Pacific Trader: BuildDirect’s remodelling may yet work out

The digital building supply platform has more than doubled in value since last spring

The stock: Are there second chances in business? There are! Just look at Roger Hardy’s return to online eyewear sales with Kits Eyecare (TSX:KITS), one of the best-performing B.C.-based stocks of 2023. Another candidate for a phoenix-like revival might be BuildDirect (TSXV:BILD), at least judging by its performance over the last nine months.

The drivers: Founded in the late 1990s by Jeff Booth, Vancouver-based BuildDirect raised more than $100 million in venture capital and rose to near-unicorn status on its promise to become an Amazon-esque retail platform for building supplies. After years of missed promises, it came crashing down in 2017. The company filed for creditor protection and Booth moved on. But a succession of managers kept the business alive, paring down its product offering to flooring and decking materials, focusing on the business-to-business segment and opening a small network of “Pro Center” showrooms. After emerging from creditor protection, it went public on the TSX Venture exchange in 2021.

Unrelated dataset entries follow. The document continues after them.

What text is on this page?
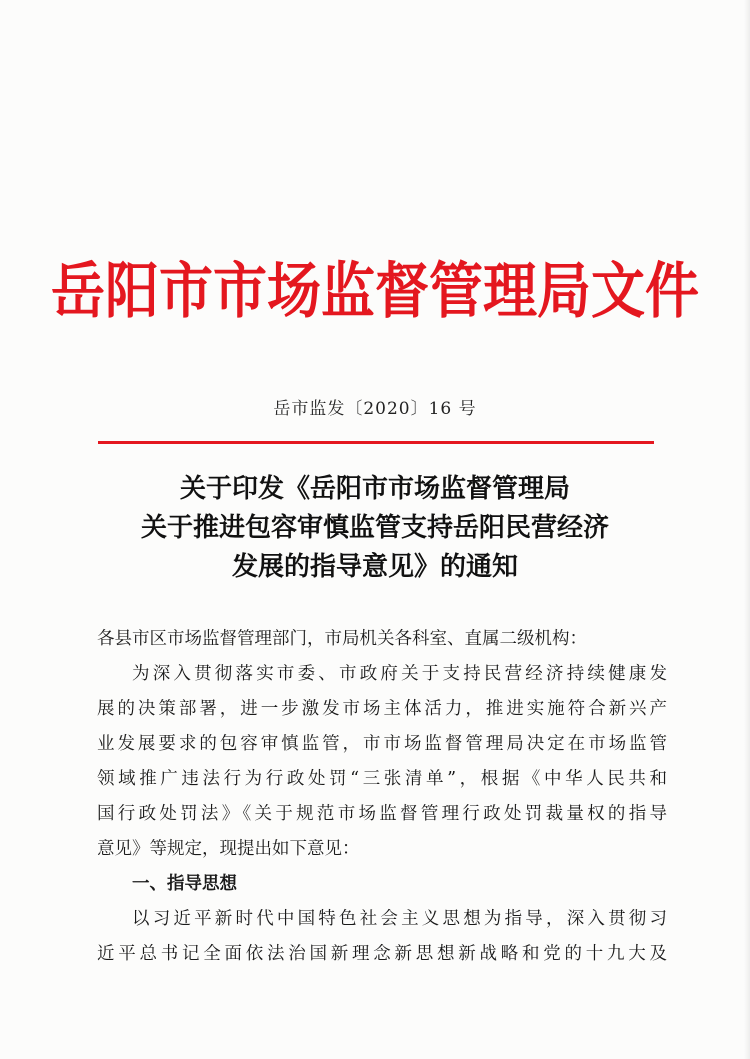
岳阳市市场监督管理局文件
岳市监发〔2020〕16 号
关于印发《岳阳市市场监督管理局
关于推进包容审慎监管支持岳阳民营经济
发展的指导意见》的通知
各县市区市场监督管理部门，市局机关各科室、直属二级机构：
为深入贯彻落实市委、市政府关于支持民营经济持续健康发
展的决策部署，进一步激发市场主体活力，推进实施符合新兴产
业发展要求的包容审慎监管，市市场监督管理局决定在市场监管
领域推广违法行为行政处罚“三张清单”，根据《中华人民共和
国行政处罚法》《关于规范市场监督管理行政处罚裁量权的指导
意见》等规定，现提出如下意见：
一、指导思想
以习近平新时代中国特色社会主义思想为指导，深入贯彻习
近平总书记全面依法治国新理念新思想新战略和党的十九大及
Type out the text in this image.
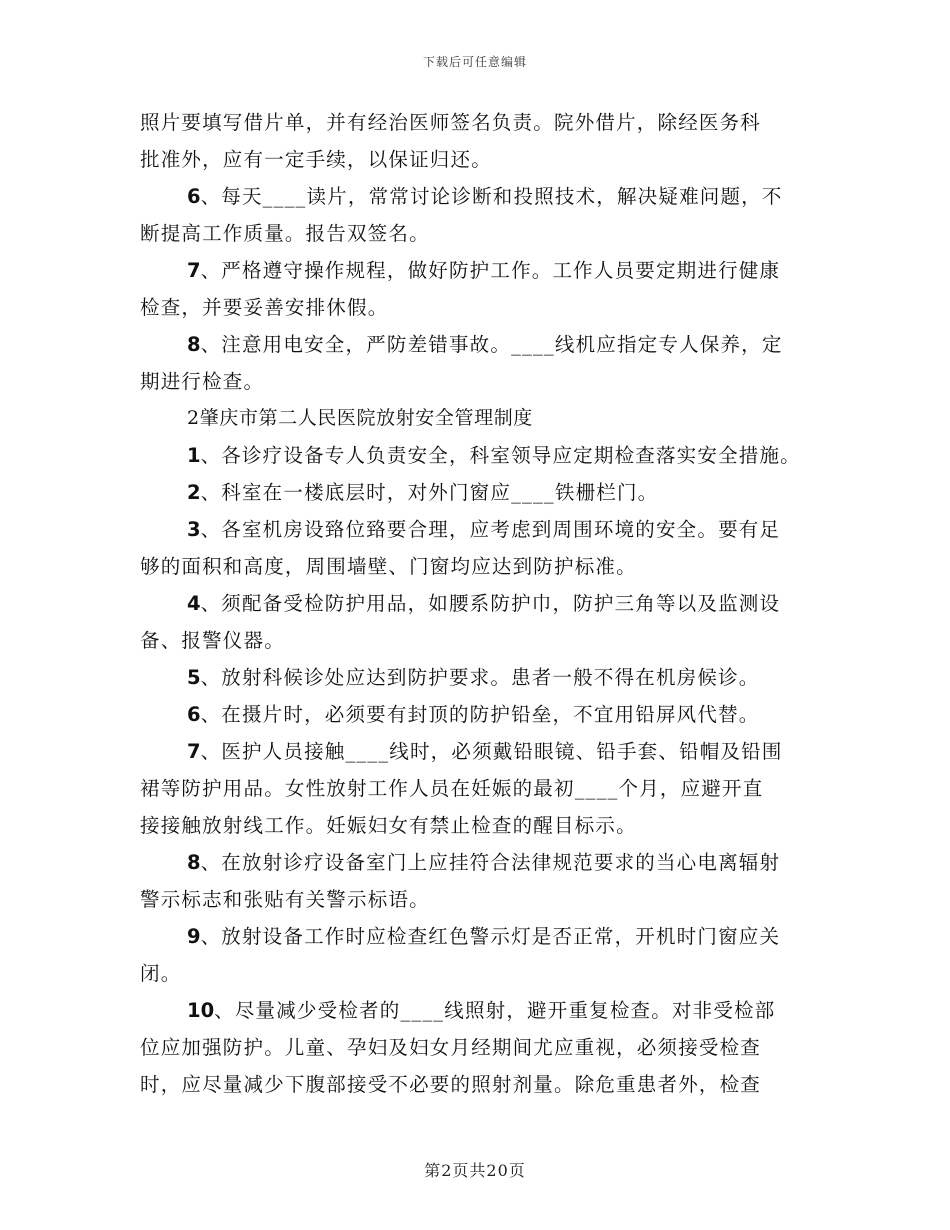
下载后可任意编辑
照片要填写借片单，并有经治医师签名负责。院外借片，除经医务科
批准外，应有一定手续，以保证归还。
6、每天____读片，常常讨论诊断和投照技术，解决疑难问题，不
断提高工作质量。报告双签名。
7、严格遵守操作规程，做好防护工作。工作人员要定期进行健康
检查，并要妥善安排休假。
8、注意用电安全，严防差错事故。____线机应指定专人保养，定
期进行检查。
2肇庆市第二人民医院放射安全管理制度
1、各诊疗设备专人负责安全，科室领导应定期检查落实安全措施。
2、科室在一楼底层时，对外门窗应____铁栅栏门。
3、各室机房设臵位臵要合理，应考虑到周围环境的安全。要有足
够的面积和高度，周围墙壁、门窗均应达到防护标准。
4、须配备受检防护用品，如腰系防护巾，防护三角等以及监测设
备、报警仪器。
5、放射科候诊处应达到防护要求。患者一般不得在机房候诊。
6、在摄片时，必须要有封顶的防护铅垒，不宜用铅屏风代替。
7、医护人员接触____线时，必须戴铅眼镜、铅手套、铅帽及铅围
裙等防护用品。女性放射工作人员在妊娠的最初____个月，应避开直
接接触放射线工作。妊娠妇女有禁止检查的醒目标示。
8、在放射诊疗设备室门上应挂符合法律规范要求的当心电离辐射
警示标志和张贴有关警示标语。
9、放射设备工作时应检查红色警示灯是否正常，开机时门窗应关
闭。
10、尽量减少受检者的____线照射，避开重复检查。对非受检部
位应加强防护。儿童、孕妇及妇女月经期间尤应重视，必须接受检查
时，应尽量减少下腹部接受不必要的照射剂量。除危重患者外，检查
第2页共20页
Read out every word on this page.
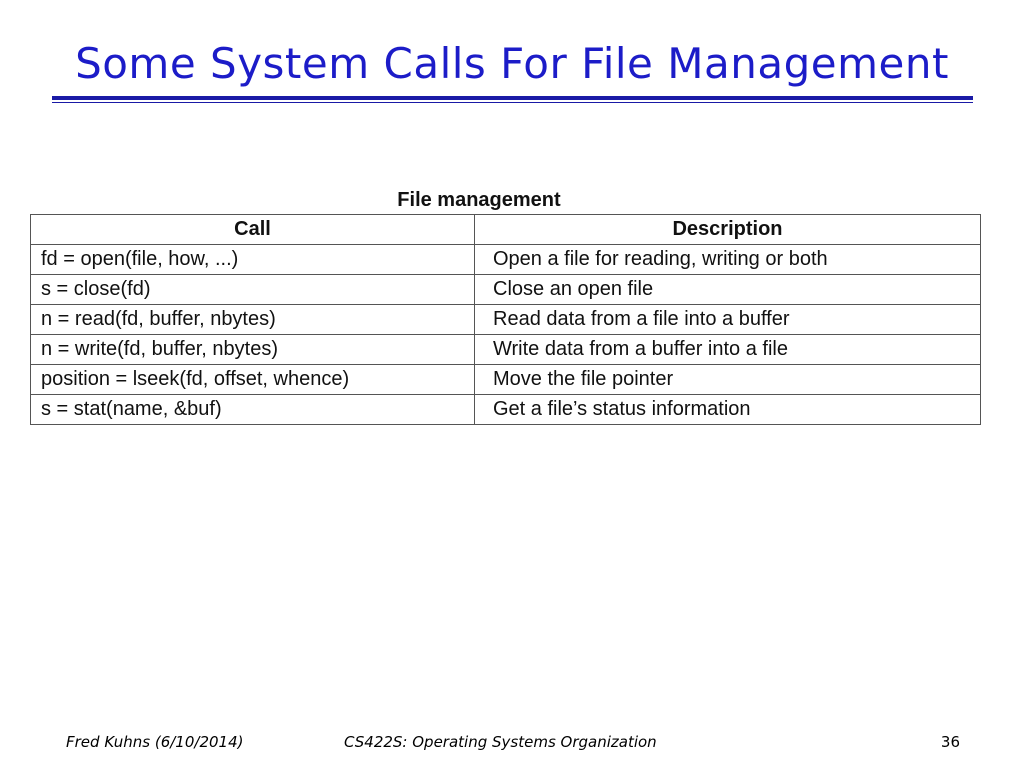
Some System Calls For File Management
File management
Call	Description
fd = open(file, how, ...)	Open a file for reading, writing or both
s = close(fd)	Close an open file
n = read(fd, buffer, nbytes)	Read data from a file into a buffer
n = write(fd, buffer, nbytes)	Write data from a buffer into a file
position = lseek(fd, offset, whence)	Move the file pointer
s = stat(name, &buf)	Get a file’s status information
Fred Kuhns (6/10/2014)	CS422S: Operating Systems Organization	36
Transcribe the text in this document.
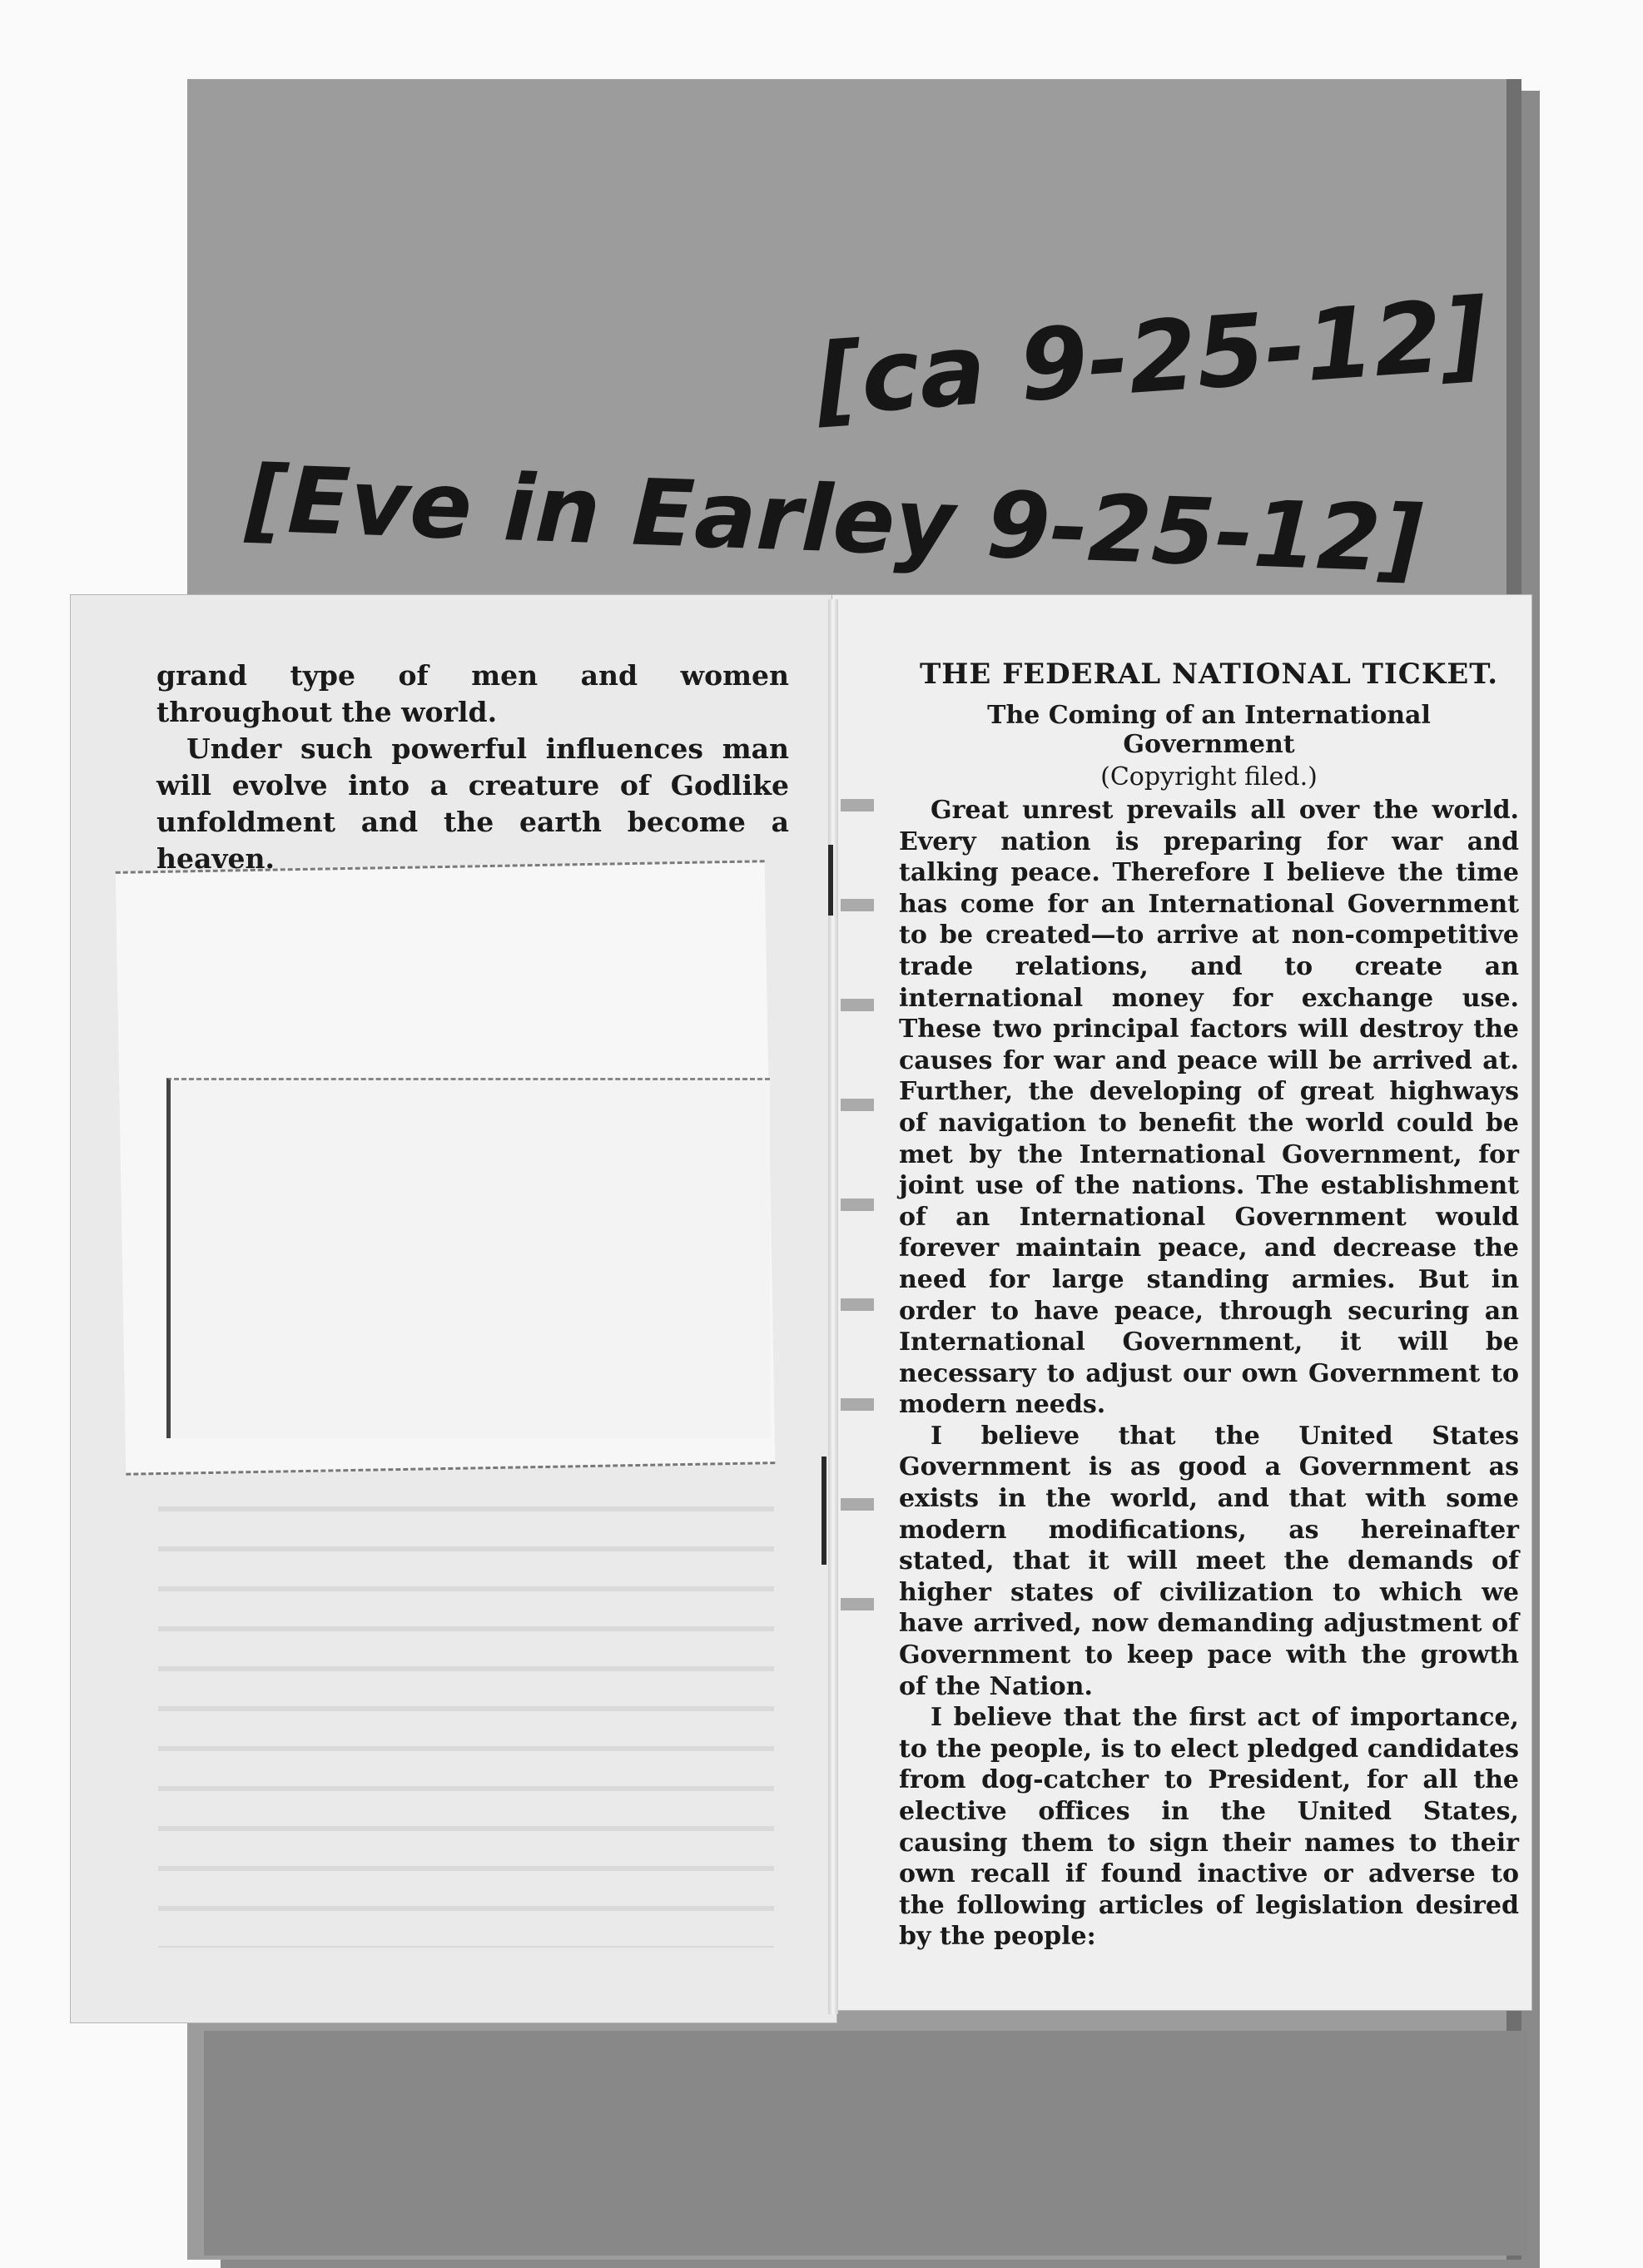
[ca 9-25-12]
[Eve in Earley 9-25-12]

grand type of men and women throughout the world.

Under such powerful influences man will evolve into a creature of Godlike unfoldment and the earth become a heaven.

THE FEDERAL NATIONAL TICKET.
The Coming of an International Government
(Copyright filed.)

Great unrest prevails all over the world. Every nation is preparing for war and talking peace. Therefore I believe the time has come for an International Government to be created—to arrive at non-competitive trade relations, and to create an international money for exchange use. These two principal factors will destroy the causes for war and peace will be arrived at. Further, the developing of great highways of navigation to benefit the world could be met by the International Government, for joint use of the nations. The establishment of an International Government would forever maintain peace, and decrease the need for large standing armies. But in order to have peace, through securing an International Government, it will be necessary to adjust our own Government to modern needs.

I believe that the United States Government is as good a Government as exists in the world, and that with some modern modifications, as hereinafter stated, that it will meet the demands of higher states of civilization to which we have arrived, now demanding adjustment of Government to keep pace with the growth of the Nation.

I believe that the first act of importance, to the people, is to elect pledged candidates from dog-catcher to President, for all the elective offices in the United States, causing them to sign their names to their own recall if found inactive or adverse to the following articles of legislation desired by the people:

BuildDirect fell flat in its first two years as a public company, from nearly $4 a share to below 20 cents last spring. But recently investors have taken notice of improvements under CEO Shawn Wilson and are holding out hope the company can fulfill at least part of its early promise, despite losing US$1.8 million over the first nine months of 2023. With its close at 52 cents on Tuesday (January 16), BILD is up 92.6 percent over the past year.

Word on the street: “Since joining BuildDirect as CEO in September 2022, Shawn Wilson has strategically transformed the company, which has resulted in a 500-basis-point [five-percentage-point] improvement in gross margin and seven quarters of positive adjusted EBITDA [earnings before interest, taxes, depreciation and amortization],” Leede Jones Gable analyst Greg McLeish wrote upon initiating coverage of the company earlier this month. He has a “buy” rating and a one-year price target of $2 on the stock.

Coming and going: If there’s to be a second chance for BBTV Holdings (TSX:BBTV), it lies some time in the future. The Vancouver-based digital media company was delisted from the Toronto Stock Exchange on January 11 after falling to just 37 cents a share and taken private by founder Shahrzad Rafati. The stock made its debut in 2020 at $16.